Please regenerate in a separate commit.

david-arm added inline comments.Jul 20 2021, 12:12 AM
llvm/lib/Target/AArch64/AArch64ISelLowering.h
647

Can use getVectorMinNumElements here I think.

peterwaller-arm marked an inline comment as done.Jul 20 2021, 1:49 AM

Can you split the instcombine changes into a separate commit? Or are they tied together in some way I'm missing?

Happy to split them as appropriate. However, I seek feedback on the overall approach. I believe that the instcombine changes on their own constitute a regression, which is why I kept the changes in a single patch. I will hold off splitting for a moment since I want to make sure the approach is as good as we can get. Any advice would be appreciated.

One criticism I have received surrounds the introduced TLI query isInsertSubvectorLegal, which seems inelegant. The problem is that BUILD_VECTOR creation is a generic DAGCombine, so I don't know what INSERT_SUBVECTORs can be lowered by the backend. Unfortunately <vscale x 2 x half> is marked legal, so an isTypeLegal or isOperationLegalOrCustom returns 'true', but the backend is incapable of lowering it. So one alternative solution might be to improve the INSERT_SUBVECTOR lowering.

The method as it is produces good patterns [such as (insert_subvector undef (scalar_to_vector))] but it's not possible to match them in TableGen AIUI because of the mix of scalable/fixed types, and I wasn't yet able to find something to match those patterns on as a DAGCombine which didn't result in an infinite loop.

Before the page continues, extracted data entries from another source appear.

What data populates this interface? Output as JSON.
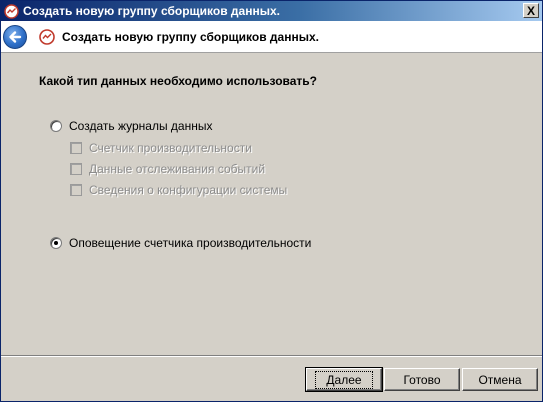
{
  "window": {
    "title": "Создать новую группу сборщиков данных.",
    "close_label": "X"
  },
  "header": {
    "title": "Создать новую группу сборщиков данных."
  },
  "main": {
    "question": "Какой тип данных необходимо использовать?",
    "options": [
      {
        "label": "Создать журналы данных",
        "selected": false
      },
      {
        "label": "Оповещение счетчика производительности",
        "selected": true
      }
    ],
    "sub_options": [
      {
        "label": "Счетчик производительности",
        "checked": false,
        "enabled": false
      },
      {
        "label": "Данные отслеживания событий",
        "checked": false,
        "enabled": false
      },
      {
        "label": "Сведения о конфигурации системы",
        "checked": false,
        "enabled": false
      }
    ]
  },
  "buttons": {
    "next": "Далее",
    "finish": "Готово",
    "cancel": "Отмена"
  },
  "colors": {
    "dialog_bg": "#d4d0c8",
    "titlebar_start": "#0a246a",
    "titlebar_end": "#a6caf0",
    "disabled_text": "#8c8c8c"
  }
}
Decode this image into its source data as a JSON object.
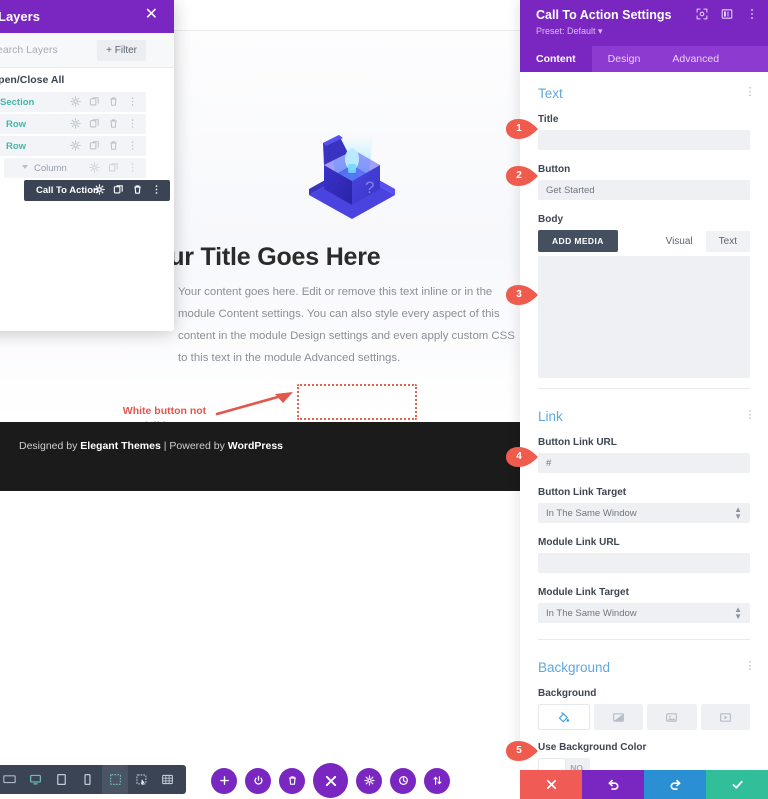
{
  "layers_panel": {
    "title": "Layers",
    "close_icon": "close-icon",
    "search_placeholder": "Search Layers",
    "filter_label": "Filter",
    "open_close_all": "Open/Close All",
    "rows": [
      {
        "label": "Section",
        "level": "section"
      },
      {
        "label": "Row",
        "level": "row"
      },
      {
        "label": "Row",
        "level": "row"
      },
      {
        "label": "Column",
        "level": "column"
      },
      {
        "label": "Call To Action",
        "level": "module"
      }
    ]
  },
  "canvas": {
    "cta_title": "Your Title Goes Here",
    "cta_body": "Your content goes here. Edit or remove this text inline or in the module Content settings. You can also style every aspect of this content in the module Design settings and even apply custom CSS to this text in the module Advanced settings.",
    "annotation": "White button not\nvisible yet",
    "annotation_line1": "White button not",
    "annotation_line2": "visible yet",
    "footer_prefix": "Designed by ",
    "footer_brand1": "Elegant Themes",
    "footer_mid": " | Powered by ",
    "footer_brand2": "WordPress"
  },
  "settings": {
    "title": "Call To Action Settings",
    "preset": "Preset: Default ▾",
    "header_icons": [
      "responsive-view-icon",
      "layout-columns-icon",
      "more-vertical-icon"
    ],
    "tabs": [
      {
        "label": "Content",
        "active": true
      },
      {
        "label": "Design",
        "active": false
      },
      {
        "label": "Advanced",
        "active": false
      }
    ],
    "text_group": {
      "heading": "Text",
      "title_label": "Title",
      "title_value": "",
      "button_label": "Button",
      "button_value": "Get Started",
      "body_label": "Body",
      "add_media_label": "ADD MEDIA",
      "editor_tabs": [
        {
          "label": "Visual",
          "active": false
        },
        {
          "label": "Text",
          "active": true
        }
      ],
      "body_value": ""
    },
    "link_group": {
      "heading": "Link",
      "button_link_url_label": "Button Link URL",
      "button_link_url_value": "#",
      "button_link_target_label": "Button Link Target",
      "button_link_target_value": "In The Same Window",
      "module_link_url_label": "Module Link URL",
      "module_link_url_value": "",
      "module_link_target_label": "Module Link Target",
      "module_link_target_value": "In The Same Window"
    },
    "background_group": {
      "heading": "Background",
      "background_label": "Background",
      "bg_tabs": [
        {
          "icon": "color-fill-icon",
          "active": true
        },
        {
          "icon": "gradient-icon",
          "active": false
        },
        {
          "icon": "image-icon",
          "active": false
        },
        {
          "icon": "video-icon",
          "active": false
        }
      ],
      "use_bg_color_label": "Use Background Color",
      "use_bg_color_value": "NO"
    },
    "actions": [
      {
        "name": "discard-button",
        "icon": "close-icon",
        "color": "#f05b55"
      },
      {
        "name": "undo-button",
        "icon": "undo-icon",
        "color": "#7a26c1"
      },
      {
        "name": "redo-button",
        "icon": "redo-icon",
        "color": "#2b8fd4"
      },
      {
        "name": "save-button",
        "icon": "check-icon",
        "color": "#31bf9a"
      }
    ]
  },
  "bottom_bar": {
    "device_group": [
      {
        "name": "desktop-wide-icon",
        "active": false
      },
      {
        "name": "desktop-icon",
        "active": false
      },
      {
        "name": "tablet-icon",
        "active": false
      },
      {
        "name": "phone-icon",
        "active": false
      }
    ],
    "tool_group": [
      {
        "name": "wireframe-icon",
        "active": true
      },
      {
        "name": "zoom-out-icon",
        "active": false
      },
      {
        "name": "grid-icon",
        "active": false
      }
    ],
    "fabs": [
      {
        "name": "add-icon",
        "big": false
      },
      {
        "name": "power-icon",
        "big": false
      },
      {
        "name": "trash-icon",
        "big": false
      },
      {
        "name": "close-icon",
        "big": true
      },
      {
        "name": "settings-icon",
        "big": false
      },
      {
        "name": "history-icon",
        "big": false
      },
      {
        "name": "portability-icon",
        "big": false
      }
    ]
  },
  "callouts": [
    {
      "number": "1"
    },
    {
      "number": "2"
    },
    {
      "number": "3"
    },
    {
      "number": "4"
    },
    {
      "number": "5"
    }
  ],
  "colors": {
    "brand_purple": "#7a26c1",
    "tab_purple": "#8d3ad0",
    "accent_blue": "#5fa8dd",
    "callout_red": "#ef5c4e",
    "teal_layer": "#47b6a8",
    "dark_slate": "#3b4455"
  }
}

So I guess the next stop is to improve the behaviour in LowerOperation.

llvm/lib/Target/AArch64/AArch64ISelLowering.h
647

Discussed offline -- getVectorMinNumElements doesn't make sense as it would depend on the input type whereas the test is meant to match the assert in DAGToDAG insertSubReg.

peterwaller-arm planned changes to this revision.Jul 20 2021, 9:12 AM
peterwaller-arm marked an inline comment as done.

An alternative approach is being considered. Feel free to resign as reviewers if you want to remove this from your queue and I will re-request in the future as appropriate.